The Mark Ortiz Automotive


Presented free of charge as a service

to the Motorsports Community

March 2001





Mark Ortiz Automotive is a chassis consulting service primarily serving oval track and road racers. This newsletter is a free service intended to benefit racers and enthusiasts by offering answers to chassis questions. Readers may submit questions by mail to: 155 Wankel Dr., Kannapolis, NC 28083; by phone at 704-933-8876; by e-mail to: Topics are also drawn from my posts on the tech forums at and Readers are invited to check out these sites, and to subscribe to this newsletter by e-mail.

                                                                                                                                       Mark Ortiz





With the deaths of Dale Earnhardt and three other national-level NASCAR drivers in the last 12 months, all from basal skull fractures in frontal impacts with walls, much attention is suddenly being paid to this type of injury, and this type of impact. I would like to offer my own thoughts on the matter.





The  HANS (head and neck support) device has been around for some 20 years in various forms. It has had trouble gaining acceptance for reasons of bulk, mobility restriction, and appearance. There is little doubt that it will prevent basal skull fractures in frontal impacts, and NASCAR drivers are suddenly ordering the device in much larger numbers.

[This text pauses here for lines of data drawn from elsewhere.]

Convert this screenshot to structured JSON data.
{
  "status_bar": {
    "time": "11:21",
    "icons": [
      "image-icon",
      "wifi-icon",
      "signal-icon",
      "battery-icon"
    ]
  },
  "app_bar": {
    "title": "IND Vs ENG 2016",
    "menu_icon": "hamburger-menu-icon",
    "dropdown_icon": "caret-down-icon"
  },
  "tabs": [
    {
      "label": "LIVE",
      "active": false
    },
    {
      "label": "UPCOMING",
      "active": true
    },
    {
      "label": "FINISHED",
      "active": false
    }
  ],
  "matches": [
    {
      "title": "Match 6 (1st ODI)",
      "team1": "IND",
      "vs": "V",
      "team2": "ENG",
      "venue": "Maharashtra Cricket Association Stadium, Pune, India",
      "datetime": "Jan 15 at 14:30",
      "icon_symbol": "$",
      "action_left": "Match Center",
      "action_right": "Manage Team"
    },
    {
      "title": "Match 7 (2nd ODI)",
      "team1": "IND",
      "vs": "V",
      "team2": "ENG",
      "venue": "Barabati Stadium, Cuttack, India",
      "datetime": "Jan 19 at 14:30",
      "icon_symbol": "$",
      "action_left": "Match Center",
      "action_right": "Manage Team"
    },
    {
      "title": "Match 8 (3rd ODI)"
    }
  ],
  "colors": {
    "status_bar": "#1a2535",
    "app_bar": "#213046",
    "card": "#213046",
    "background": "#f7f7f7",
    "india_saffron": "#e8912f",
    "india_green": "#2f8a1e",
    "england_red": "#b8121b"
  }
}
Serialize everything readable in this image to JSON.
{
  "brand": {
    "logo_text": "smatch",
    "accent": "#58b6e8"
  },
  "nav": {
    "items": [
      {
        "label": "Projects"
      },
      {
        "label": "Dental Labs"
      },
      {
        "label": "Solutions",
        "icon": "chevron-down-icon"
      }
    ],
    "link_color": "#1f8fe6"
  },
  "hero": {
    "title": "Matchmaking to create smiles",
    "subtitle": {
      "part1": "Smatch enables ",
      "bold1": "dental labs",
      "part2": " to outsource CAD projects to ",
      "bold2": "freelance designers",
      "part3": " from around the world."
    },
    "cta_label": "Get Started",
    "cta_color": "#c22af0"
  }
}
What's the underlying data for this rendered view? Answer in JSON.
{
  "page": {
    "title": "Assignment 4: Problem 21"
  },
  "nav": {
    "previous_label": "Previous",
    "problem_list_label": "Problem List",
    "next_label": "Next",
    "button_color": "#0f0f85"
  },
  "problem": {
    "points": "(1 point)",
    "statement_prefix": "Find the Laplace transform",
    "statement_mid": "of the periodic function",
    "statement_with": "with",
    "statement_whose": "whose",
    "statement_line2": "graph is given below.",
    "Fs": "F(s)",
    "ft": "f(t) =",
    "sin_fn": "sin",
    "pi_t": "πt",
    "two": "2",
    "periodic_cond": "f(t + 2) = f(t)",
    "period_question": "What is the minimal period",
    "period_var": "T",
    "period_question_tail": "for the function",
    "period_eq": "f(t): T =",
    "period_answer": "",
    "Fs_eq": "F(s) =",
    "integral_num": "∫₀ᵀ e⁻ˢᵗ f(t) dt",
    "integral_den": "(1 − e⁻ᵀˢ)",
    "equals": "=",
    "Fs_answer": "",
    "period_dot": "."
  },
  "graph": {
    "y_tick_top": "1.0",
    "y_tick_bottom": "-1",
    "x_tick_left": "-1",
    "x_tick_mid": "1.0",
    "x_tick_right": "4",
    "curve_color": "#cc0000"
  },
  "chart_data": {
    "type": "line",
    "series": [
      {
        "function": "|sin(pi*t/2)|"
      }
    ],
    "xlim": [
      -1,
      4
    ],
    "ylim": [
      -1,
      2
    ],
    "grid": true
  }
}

I do not doubt the device’s effectiveness. However, it should be pointed out that there is only a certain range of impact severity where it really helps. (Impact severity depends on magnitude, duration, and number of accelerations.) Below a certain threshold of impact severity, the driver will survive without the HANS. Above a higher threshold, the HANS will save the skull and neck, but the driver will be killed anyway by other internal injuries. Therefore, the HANS may be part of the answer, but there is also a need to reduce impact severity in frontal contact with the wall.





The need to reduce impact severity in frontal collisions with walls has led to various ideas for cushions for concrete retaining walls. Some tracks in the northeastern US are using blocks of styrofoam (styrene foam). NASCAR has done a few experiments with encapsulated styrofoam, as used for marine dock bumpers. I do not claim to be an expert on impact absorption devices, but I would like to make some general observations on what is required of such a system.


First, the cushioning system must preserve the good points of a simple concrete wall as much as possible. The uncushioned wall performs very well in glancing impacts, which are in fact the vast majority. The car slides along the wall, loses speed gently, and either comes to rest or continues around the track. It is vital that any cushion present a hard, smooth, continuous surface in a glancing impact, and not snag the car.


Second, on frontal impact the cushion must yield in a controlled manner, and not spring back immediately.


These two objectives are absolutely crucial. Additionally, it is helpful if the cushion can recover its shape and absorb more than one impact. It should be replaceable quickly, in sections, when it cannot recover. It should do its job without making a mess. It should be as compact as possible, though there is an inevitable tradeoff here between compactness and impact absorption. It is desirable that the cushion be non-flammable, though this is a secondary consideration. Cost is inevitably a factor. Finally, it is a good thing if the cushion can be made of reused or recycled materials.


I have no patents on wall cushions, and I am not promoting anybody else’s system, but there are some particular design features that can help accomplish the objectives described above.


The cushion needs to have a metal, plastic, or composite facing. This should probably be part of the individual segment of the cushion, for easy replacement of both the facing and whatever is behind it.      To avoid the problem of a car deforming one segment and being snagged by the next segment, the facing of each segment should overlap the facing of the next segment, in the direction of vehicle travel.


Behind the facing, there must be some kind of deformable structure to absorb impact. Possibilities here include cellular or foam structures, telescoping hydraulic units, and bladders containing air or water, with blowoff valves.


One approach might be to mold cushion segments in one piece, with a relatively thick facing and a thinner-walled honeycomb crush structure behind that. A possible material would be polyethylene, sourced from recycled milk jugs. This would gently recover its shape after impact, if the damage is not too severe. When the segment is too severely crushed for that, it would be replaced, and recycled.


Bladders, made of reinforced rubber as in fuel cells, could be refilled with air or water after an impact and be ready for another. Water exiting through blowoffs absorbs impacts very nicely. The principle has been used for vehicle bumpers. The water would wet down the track, but absorbent compounds used for other spills, or simple evaporation, might cope with that. Alternatively, air-filled bladders could be restored to shape with a pressure hose. Foams such as those used for earplugs and cockpit padding can also be used in bladders.


To fasten segments to the wall, one solution is cables through the wall, with fork clips.